Assets under management (AUM).
For investment advisors, this figure is often the quickest way to understand the size of a practice. It’s not as important as revenue, but it’s closely related, and it’s desirable to show growth over time.
How to make the most of your revenue picture? One strategy is to check in with every client on a regular basis. There’s a good chance you will uncover opportunities to increase your AUM. And, as long as it is consistent with the client’s goals, you might be able to recommend solutions that move more assets from the transactional side of your revenue to the recurring side.
A buyer will also want to know what it costs to maintain your book of business. Certain expenses may not be transferred to a buyer, such as your office space or Internet service. On the other hand, some expenses may be desirable or even essential for the buyer, such as hiring your support staff.
Second, practice dynamics
The underlying dynamics of your practice help you build a narrative around why it earns the money that it does. It allows a buyer to build a mental picture of what they’re really getting when they make you an offer. Here are some of the key data points to consider tracking:
- Total clients / households
- Number of private versus corporate or institutional clients
- Net new clients added per year
- Average tenure of clients
- Top clients by assets and revenue
- Total clients or assets in fee-based / recurring revenue products
You may have additional statistics that are unique to your practice. For example, if you are active on social media, you could list your number of followers. If you run client satisfaction surveys, you could brag about the results. If you receive a lot of referrals, you could quantify that too.

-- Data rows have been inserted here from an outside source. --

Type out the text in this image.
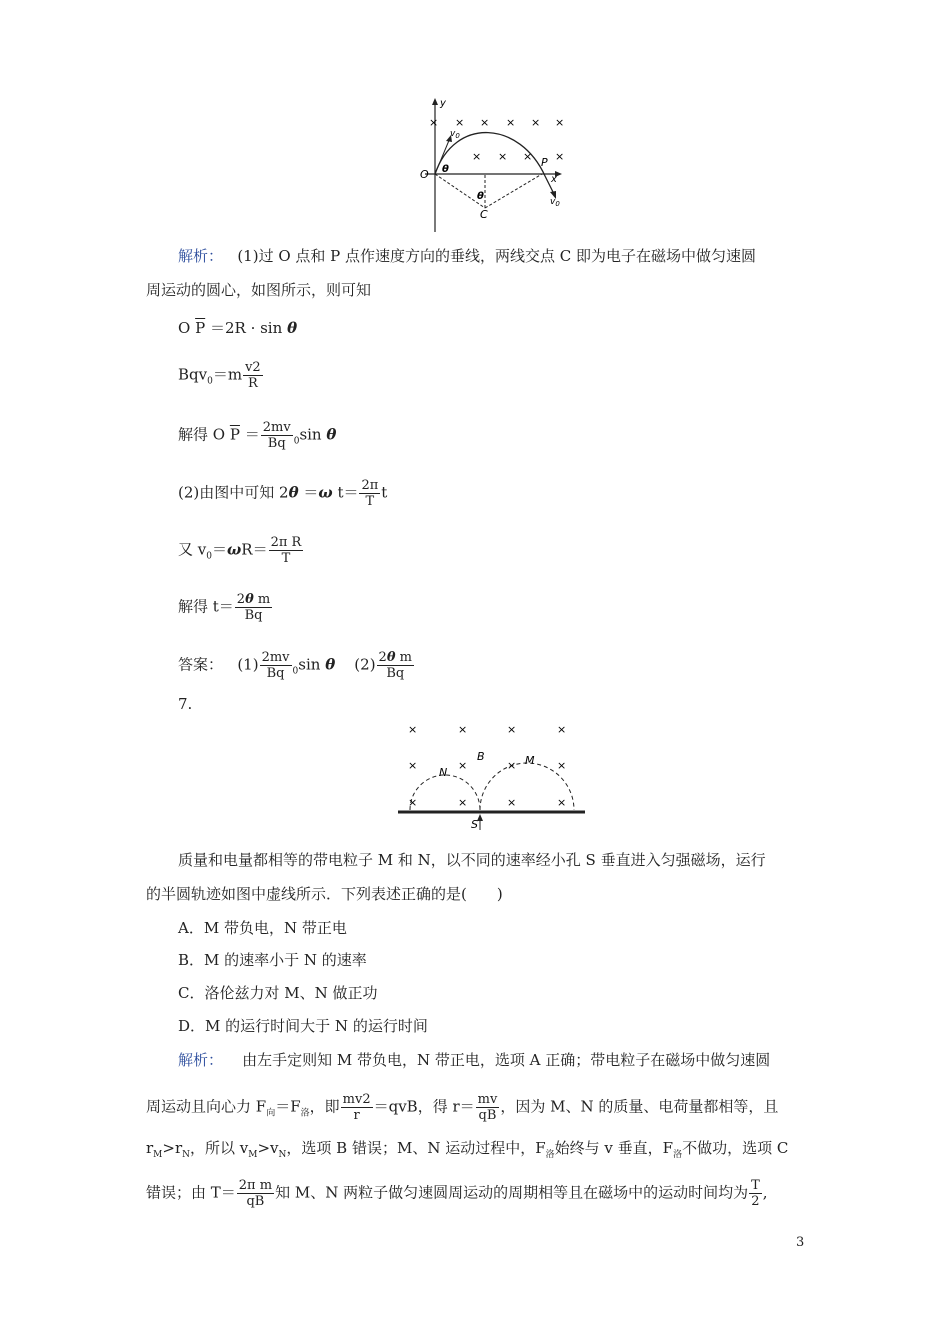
y
x
O
P
C
θ
θ
$v_0$
$v_0$
× × × × × ×
× × × ×
解析： (1)过 O 点和 P 点作速度方向的垂线，两线交点 C 即为电子在磁场中做匀速圆
周运动的圆心，如图所示，则可知
O $\overline{P} =2R \cdot \sin \theta$
$Bqv_0=m \frac{v2}{R}$
解得 O $\overline{P} = \frac{2mv}{Bq} _0\sin$ θ
(2)由图中可知 2θ ＝ω $t= \frac{2\pi}{T}$ t
又 $v_0=\omega R= \frac{\text{2π R}}{T}$
解得 $t= \frac{\text{2θ m}}{Bq}$
答案： $(1) \frac{2mv}{Bq} _0\sin$ θ $(2) \frac{\text{2θ m}}{Bq}$
7.
S
B
N
M
×	×	×	×
×	×	×	×
×	×	×	×
质量和电量都相等的带电粒子 M 和 N，以不同的速率经小孔 S 垂直进入匀强磁场，运行
的半圆轨迹如图中虚线所示．下列表述正确的是(　　)
A．M 带负电，N 带正电
B．M 的速率小于 N 的速率
C．洛伦兹力对 M、N 做正功
D．M 的运行时间大于 N 的运行时间
解析： 由左手定则知 M 带负电，N 带正电，选项 A 正确；带电粒子在磁场中做匀速圆
周运动且向心力 $F_向=F_洛$，即 $\frac{mv2}{r} =qvB$，得 $r= \frac{mv}{qB}$ ，因为 M、N 的质量、电荷量都相等，且
$r_M>r_N$，所以 $v_M>v_N$，选项 B 错误；M、N 运动过程中，$F_洛$始终与 v 垂直，$F_洛$不做功，选项 C
错误；由 $T= \frac{\text{2π m}}{qB}$ 知 M、N 两粒子做匀速圆周运动的周期相等且在磁场中的运动时间均为 $\frac{T}{2}$ ,
3
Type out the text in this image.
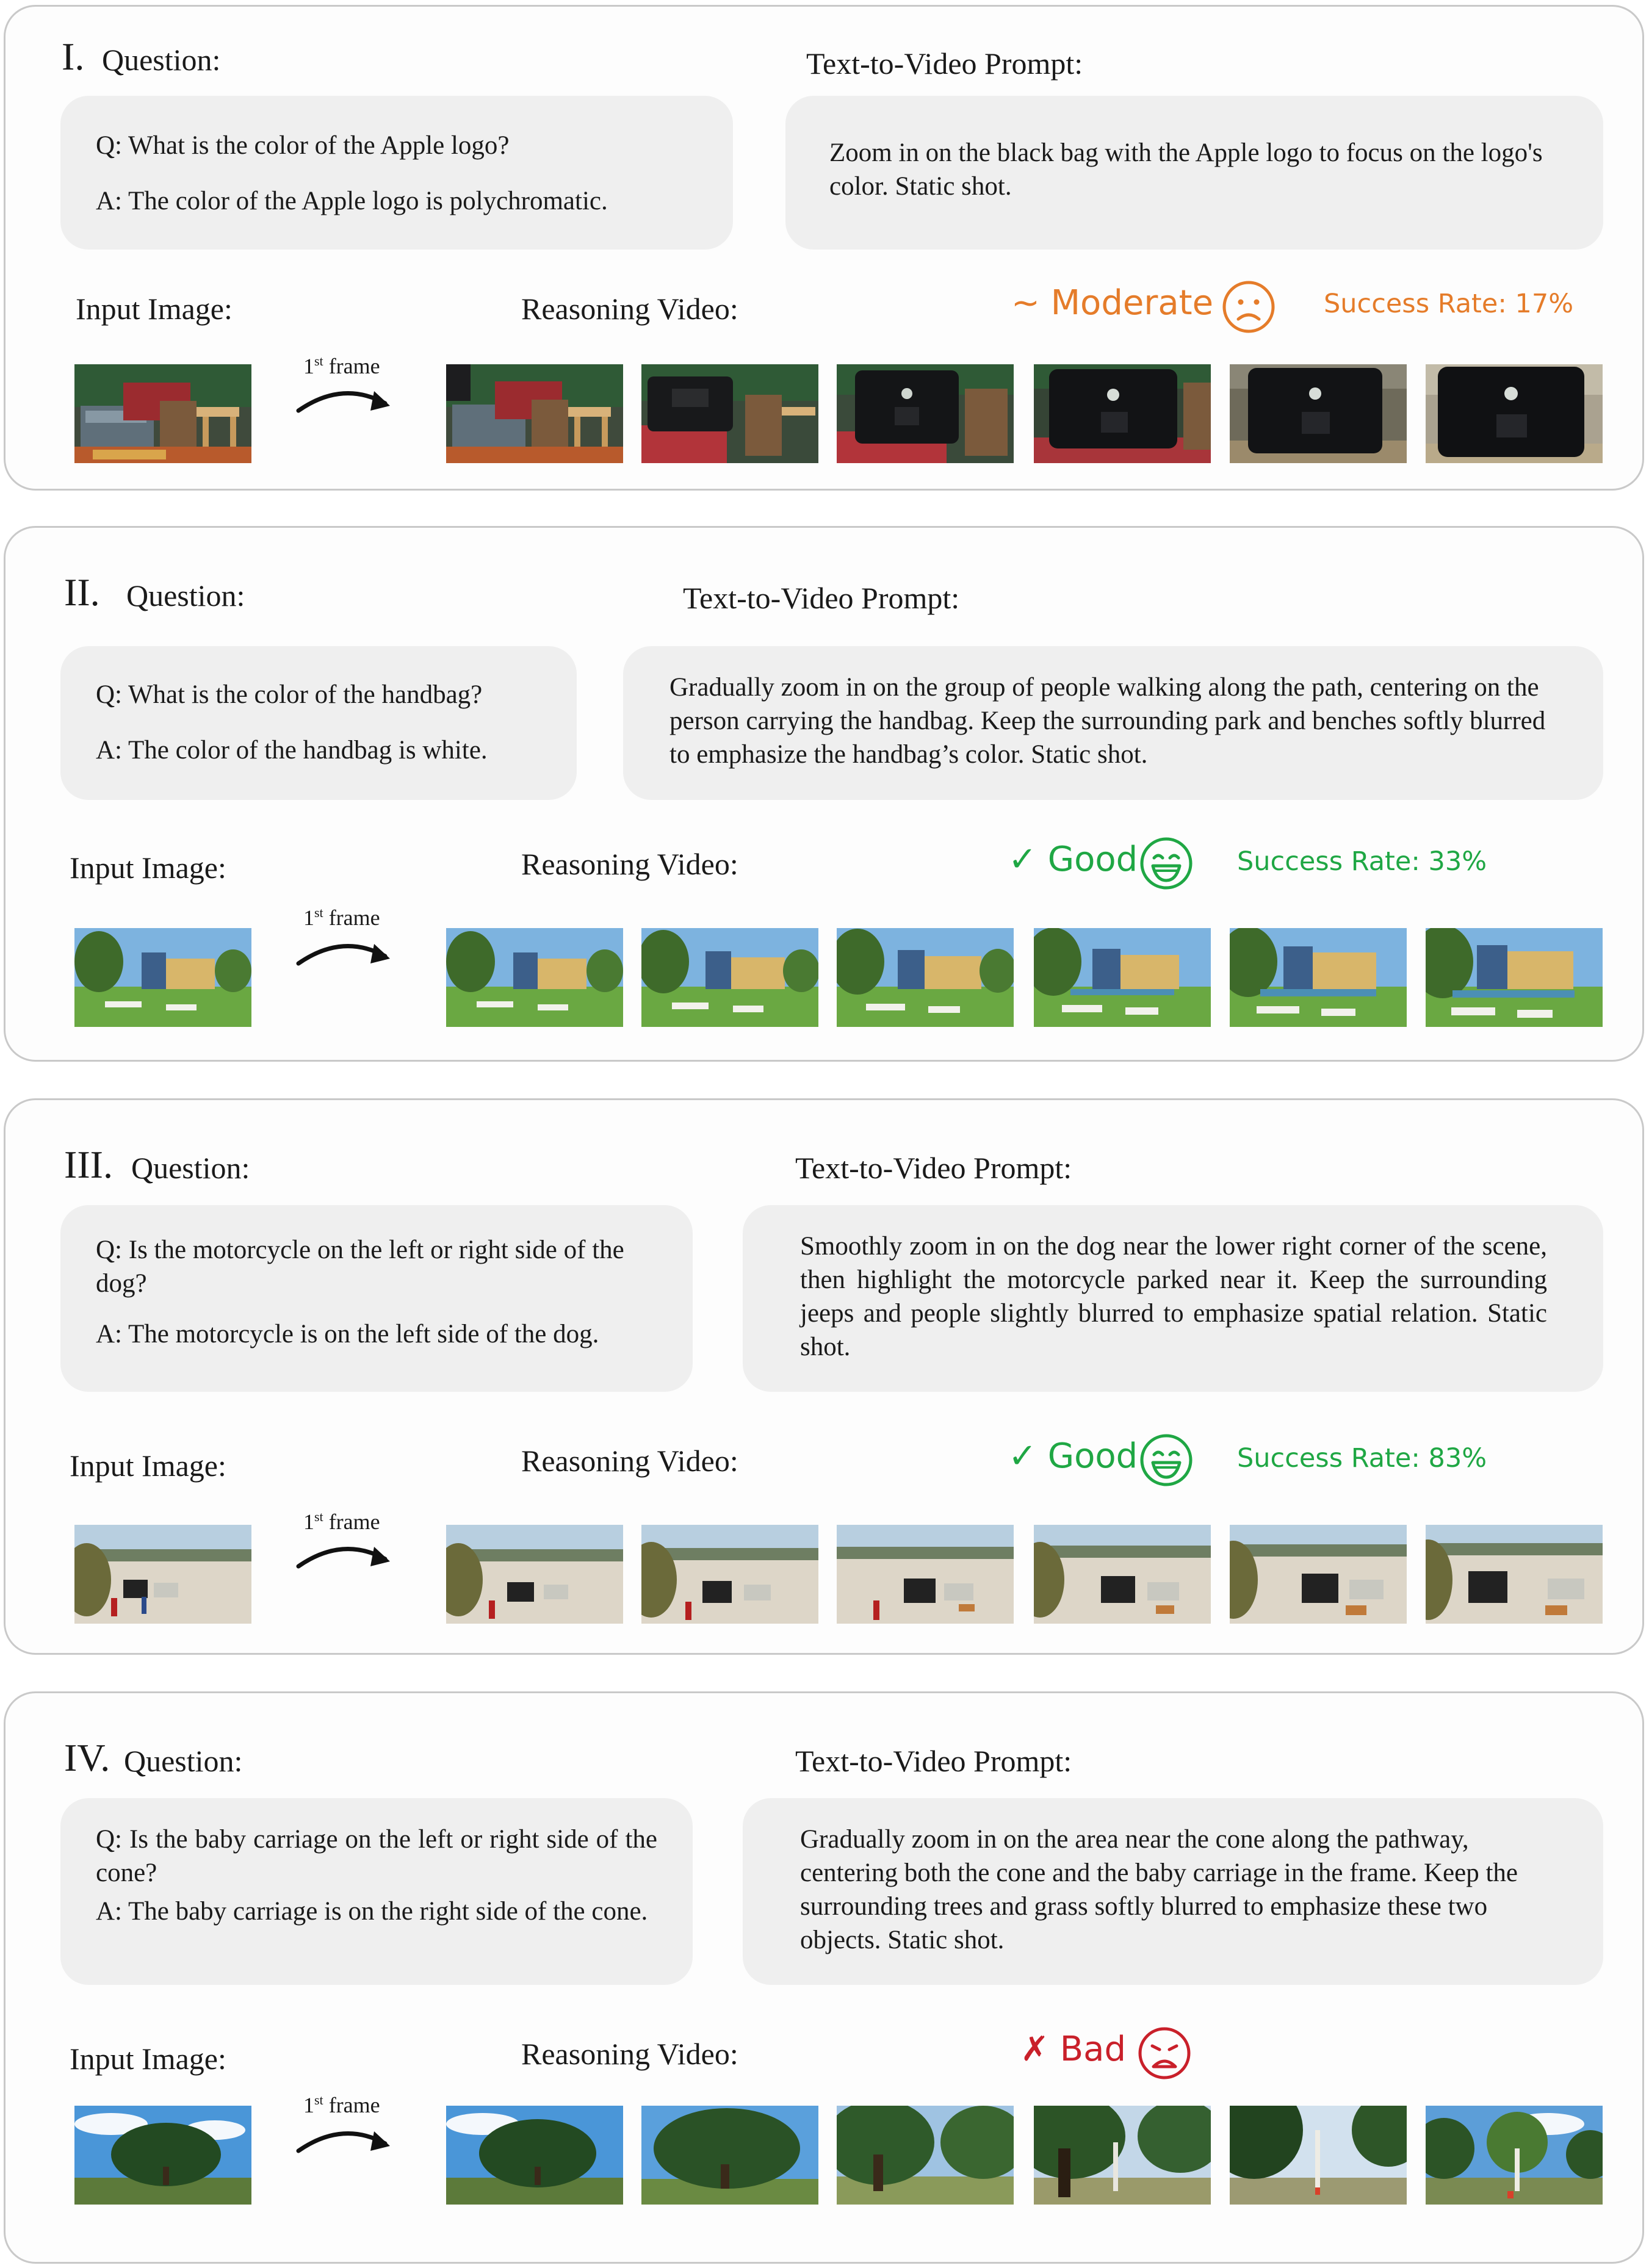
I. Question:	Text-to-Video Prompt:

Q: What is the color of the Apple logo?

A: The color of the Apple logo is polychromatic.

Zoom in on the black bag with the Apple logo to focus on the logo's color. Static shot.

Input Image:	Reasoning Video:	~ Moderate	Success Rate: 17%
1st frame
II. Question:	Text-to-Video Prompt:

Q: What is the color of the handbag?

A: The color of the handbag is white.

Gradually zoom in on the group of people walking along the path, centering on the person carrying the handbag. Keep the surrounding park and benches softly blurred to emphasize the handbag’s color. Static shot.

Input Image:	Reasoning Video:	✓ Good	Success Rate: 33%
1st frame
III. Question:	Text-to-Video Prompt:

Q: Is the motorcycle on the left or right side of the dog?

A: The motorcycle is on the left side of the dog.

Smoothly zoom in on the dog near the lower right corner of the scene, then highlight the motorcycle parked near it. Keep the surrounding jeeps and people slightly blurred to emphasize spatial relation. Static shot.

Input Image:	Reasoning Video:	✓ Good	Success Rate: 83%
1st frame
IV. Question:	Text-to-Video Prompt:

Q: Is the baby carriage on the left or right side of the cone?

A: The baby carriage is on the right side of the cone.

Gradually zoom in on the area near the cone along the pathway, centering both the cone and the baby carriage in the frame. Keep the surrounding trees and grass softly blurred to emphasize these two objects. Static shot.

Input Image:	Reasoning Video:	✗ Bad
1st frame
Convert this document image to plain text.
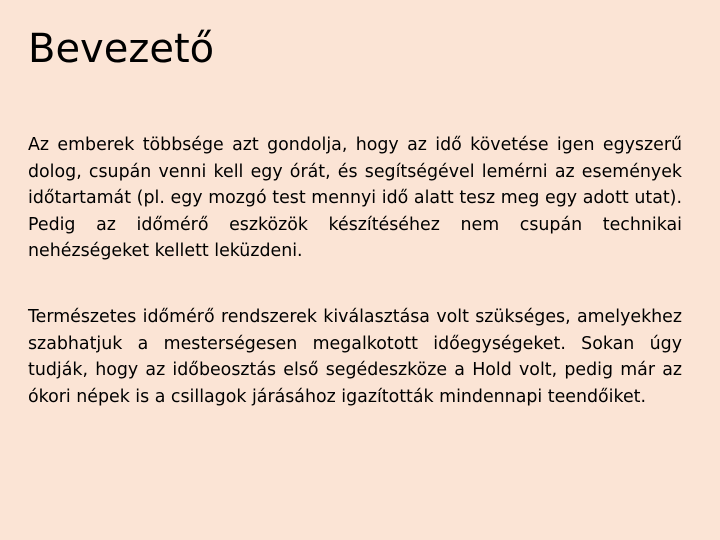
Bevezető

Az emberek többsége azt gondolja, hogy az idő követése igen egyszerű dolog, csupán venni kell egy órát, és segítségével lemérni az események időtartamát (pl. egy mozgó test mennyi idő alatt tesz meg egy adott utat). Pedig az időmérő eszközök készítéséhez nem csupán technikai nehézségeket kellett leküzdeni.

Természetes időmérő rendszerek kiválasztása volt szükséges, amelyekhez szabhatjuk a mesterségesen megalkotott időegységeket. Sokan úgy tudják, hogy az időbeosztás első segédeszköze a Hold volt, pedig már az ókori népek is a csillagok járásához igazították mindennapi teendőiket.
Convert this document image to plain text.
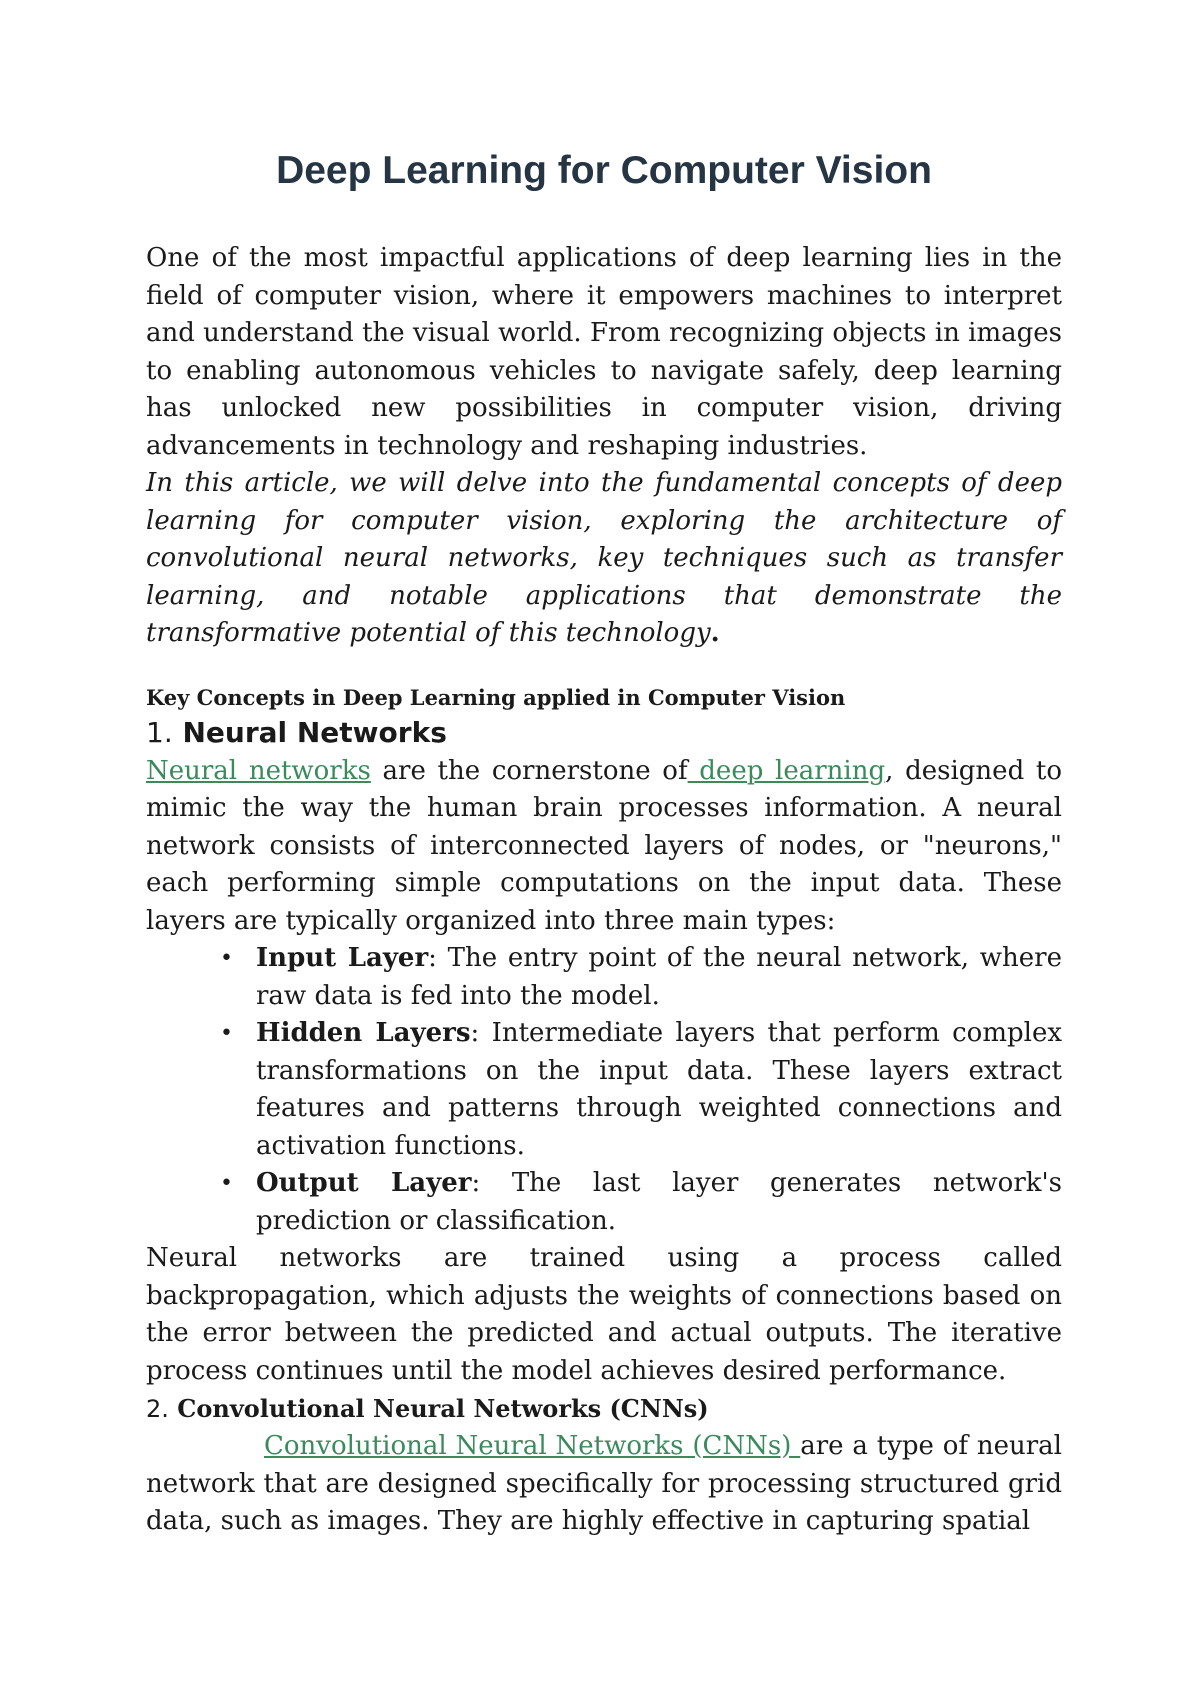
Deep Learning for Computer Vision

One of the most impactful applications of deep learning lies in the field of computer vision, where it empowers machines to interpret and understand the visual world. From recognizing objects in images to enabling autonomous vehicles to navigate safely, deep learning has unlocked new possibilities in computer vision, driving advancements in technology and reshaping industries.

In this article, we will delve into the fundamental concepts of deep learning for computer vision, exploring the architecture of convolutional neural networks, key techniques such as transfer learning, and notable applications that demonstrate the transformative potential of this technology.

Key Concepts in Deep Learning applied in Computer Vision
1. Neural Networks

Neural networks are the cornerstone of deep learning, designed to mimic the way the human brain processes information. A neural network consists of interconnected layers of nodes, or "neurons," each performing simple computations on the input data. These layers are typically organized into three main types:

• Input Layer: The entry point of the neural network, where raw data is fed into the model.
• Hidden Layers: Intermediate layers that perform complex transformations on the input data. These layers extract features and patterns through weighted connections and activation functions.
• Output Layer: The last layer generates network's prediction or classification.

Neural networks are trained using a process called backpropagation, which adjusts the weights of connections based on the error between the predicted and actual outputs. The iterative process continues until the model achieves desired performance.

2. Convolutional Neural Networks (CNNs)

Convolutional Neural Networks (CNNs) are a type of neural network that are designed specifically for processing structured grid data, such as images. They are highly effective in capturing spatial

The goal is to show the breadth and depth of your practice, and to demonstrate that it is a robust asset that is likely to generate solid, sustainable income into the future.
Finally, client demographics
Many buyers will favour clients closer to retirement age, as they generally have the most assets and the most pressing need for financial advice. However, younger advisors may be more willing to grow with younger clients. Your Practice Snapshot should note the number of households in key age categories.
There might be other demographic insights that you can identify, such as the percentage of your client base that is working versus retired, their geographic locations, or the proportion that come from specific niches that you have targeted, such as doctors or business owners. Again, the goal is to build a story around the vitality and sustainability of your practice.
Ideally, your Practice Snapshot should be no more than a page or two covering your assets, revenue, essential expenses, a summary of your practice dynamics, and a picture of your client demographics.
It may sound like a lot of work, but your Practice Snapshot can generate a strong return on investment. First, because of the opportunities it helps you uncover, and ultimately, because it combines the numbers and the narrative to justify a higher valuation for your practice.
All comments presented here represent the views of the writer and are not necessarily those of Home Trust Company. Tools mentioned and examples provided are for information only and do not constitute an endorsement or recommendation. This post does not constitute legal or financial advice.